Assistant Professor | World Languages Education (Licensure Coordinator) | Heritage Language Education |
at UW – Whitewater

After over a decade of working in various ESL and Heritage Language settings around the world, Dr. Jenna Cushing-Leubner’s dissertation on developing a “heritage language”curriculum for students who speak Spanish at home opened up the doors for her collaboration with Hmong language teachers. For years, Hmong language teachers have worked in silo. The opportunity to create a pathway for Hmong language teachers to grow professionally in their expertise area, teachers creating Hmong language and culture units with elders, artists, in the community to civically engaged students and the community that allows for units to be open access to the community, and community-based Hmong Language Standards creation is just a few innovated ideas of what has been transpired in the last few years.
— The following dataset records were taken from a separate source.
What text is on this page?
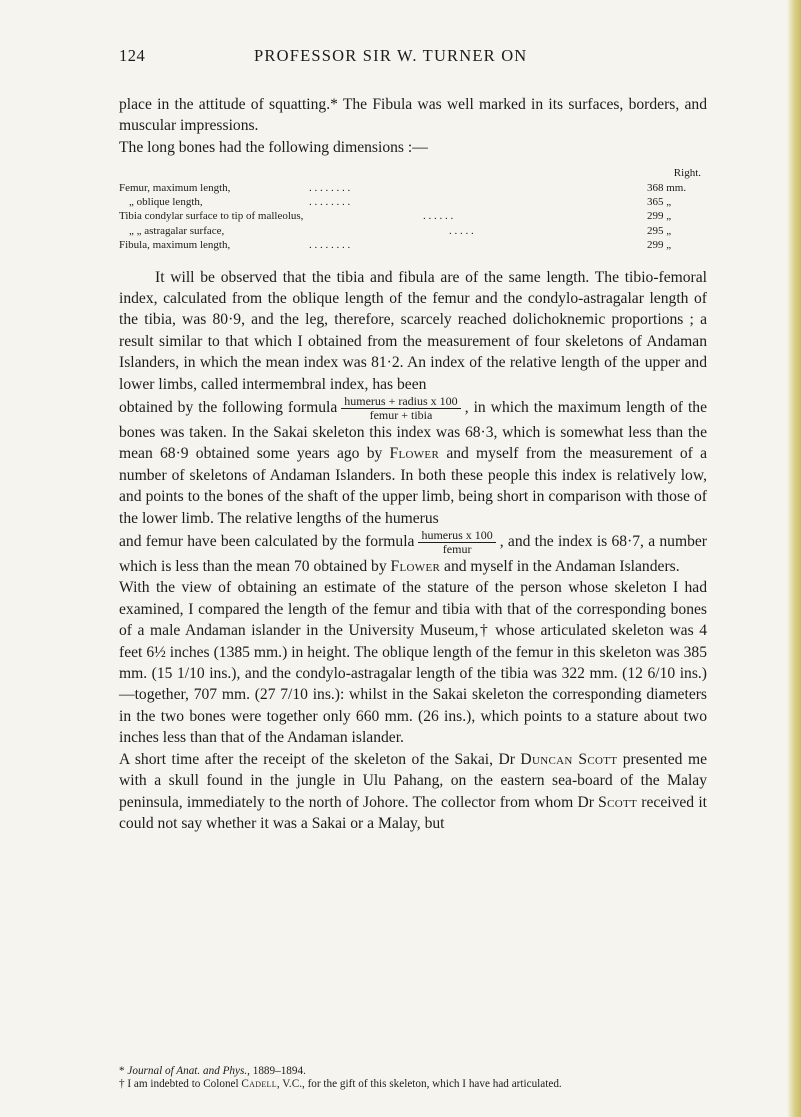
124	PROFESSOR SIR W. TURNER ON

place in the attitude of squatting.* The Fibula was well marked in its surfaces, borders, and muscular impressions.

The long bones had the following dimensions :—

Right.
Femur, maximum length,	. . . . . . . .	368 mm.
„ oblique length,	. . . . . . . .	365 „
Tibia condylar surface to tip of malleolus,	. . . . . .	299 „
„ „ astragalar surface,	. . . . .	295 „
Fibula, maximum length,	. . . . . . . .	299 „

It will be observed that the tibia and fibula are of the same length. The tibio-femoral index, calculated from the oblique length of the femur and the condylo-astragalar length of the tibia, was 80·9, and the leg, therefore, scarcely reached dolichoknemic proportions ; a result similar to that which I obtained from the measurement of four skeletons of Andaman Islanders, in which the mean index was 81·2. An index of the relative length of the upper and lower limbs, called intermembral index, has been

obtained by the following formula $\frac{\text{humerus + radius x 100}}{\text{femur + tibia}}$ , in which the maximum length of the bones was taken. In the Sakai skeleton this index was 68·3, which is somewhat less than the mean 68·9 obtained some years ago by Flower and myself from the measurement of a number of skeletons of Andaman Islanders. In both these people this index is relatively low, and points to the bones of the shaft of the upper limb, being short in comparison with those of the lower limb. The relative lengths of the humerus

and femur have been calculated by the formula $\frac{\text{humerus x 100}}{\text{femur}}$ , and the index is 68·7, a number which is less than the mean 70 obtained by Flower and myself in the Andaman Islanders.

With the view of obtaining an estimate of the stature of the person whose skeleton I had examined, I compared the length of the femur and tibia with that of the corresponding bones of a male Andaman islander in the University Museum,† whose articulated skeleton was 4 feet 6½ inches (1385 mm.) in height. The oblique length of the femur in this skeleton was 385 mm. (15 1/10 ins.), and the condylo-astragalar length of the tibia was 322 mm. (12 6/10 ins.)—together, 707 mm. (27 7/10 ins.): whilst in the Sakai skeleton the corresponding diameters in the two bones were together only 660 mm. (26 ins.), which points to a stature about two inches less than that of the Andaman islander.

A short time after the receipt of the skeleton of the Sakai, Dr Duncan Scott presented me with a skull found in the jungle in Ulu Pahang, on the eastern sea-board of the Malay peninsula, immediately to the north of Johore. The collector from whom Dr Scott received it could not say whether it was a Sakai or a Malay, but

* Journal of Anat. and Phys., 1889–1894.

† I am indebted to Colonel Cadell, V.C., for the gift of this skeleton, which I have had articulated.
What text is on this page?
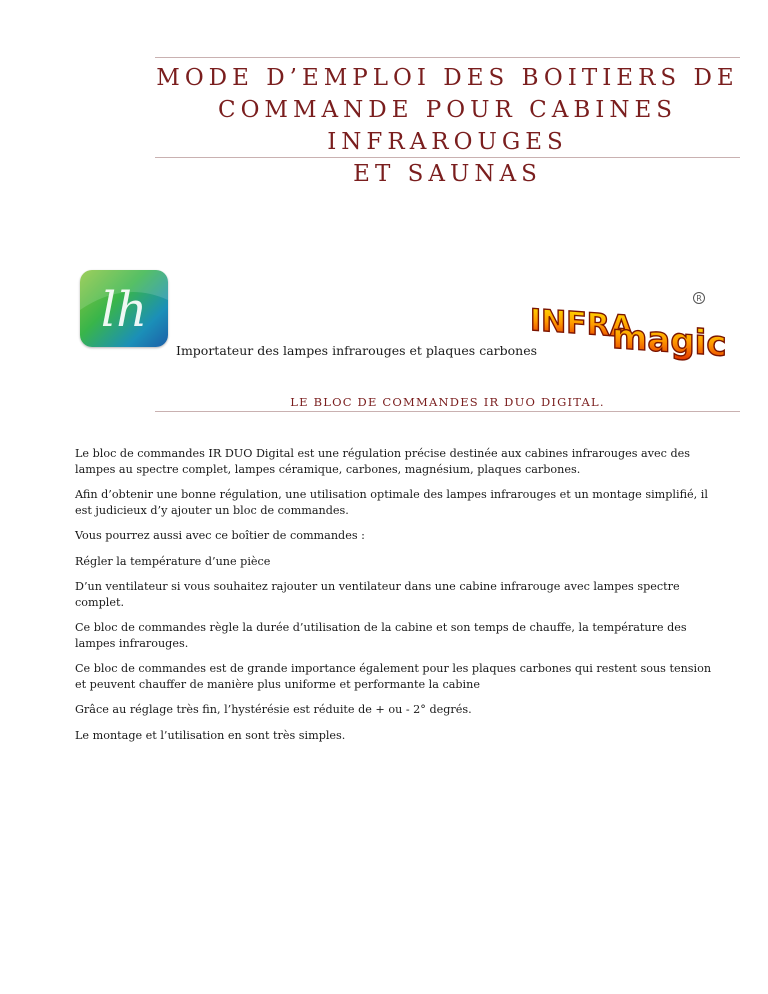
MODE D’EMPLOI DES BOITIERS DE
COMMANDE POUR CABINES INFRAROUGES
ET SAUNAS
lh	INFRA
magic
R
Importateur des lampes infrarouges et plaques carbones
LE BLOC DE COMMANDES IR DUO DIGITAL.

Le bloc de commandes IR DUO Digital est une régulation précise destinée aux cabines infrarouges avec des lampes au spectre complet, lampes céramique, carbones, magnésium, plaques carbones.

Afin d’obtenir une bonne régulation, une utilisation optimale des lampes infrarouges et un montage simplifié, il est judicieux d’y ajouter un bloc de commandes.

Vous pourrez aussi avec ce boîtier de commandes :

Régler la température d’une pièce

D’un ventilateur si vous souhaitez rajouter un ventilateur dans une cabine infrarouge avec lampes spectre complet.

Ce bloc de commandes règle la durée d’utilisation de la cabine et son temps de chauffe, la température des lampes infrarouges.

Ce bloc de commandes est de grande importance également pour les plaques carbones qui restent sous tension et peuvent chauffer de manière plus uniforme et performante la cabine

Grâce au réglage très fin, l’hystérésie est réduite de + ou - 2° degrés.

Le montage et l’utilisation en sont très simples.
Bio: Dr. Jenna Cushing-Leubner is an Assistant Professor in World, Heritage, and Bilingual Education at University of Wisconsin, Whitewater, where she coordinates World Language licensure and developed a fully online Heritage Language Education Certificate program. She has ten years experience with community-based, participatory action and design research. Her primary research connects variable power dynamics to infrastructural changes in order to transform educational experiences to better serve multilingual children of color and increase the number of multilingual teachers of color with the skills and knowledge to teach in ways that are connected to community, sustain and strengthen multilingualism, and promote intraethnic studies. She serves as a university partner for the Hmong Educators Coalition, as part of the Lub Zej Zog Hmong Education Project. Since 2018, Lub Zej Zog has brought together nearly 50 Hmong educators, artists, and community experts to map educational strengths and desires, develop culturally and linguistically sustaining curriculum, and create community-developed and standards to guide Hmong language, literature, culture, and history teaching.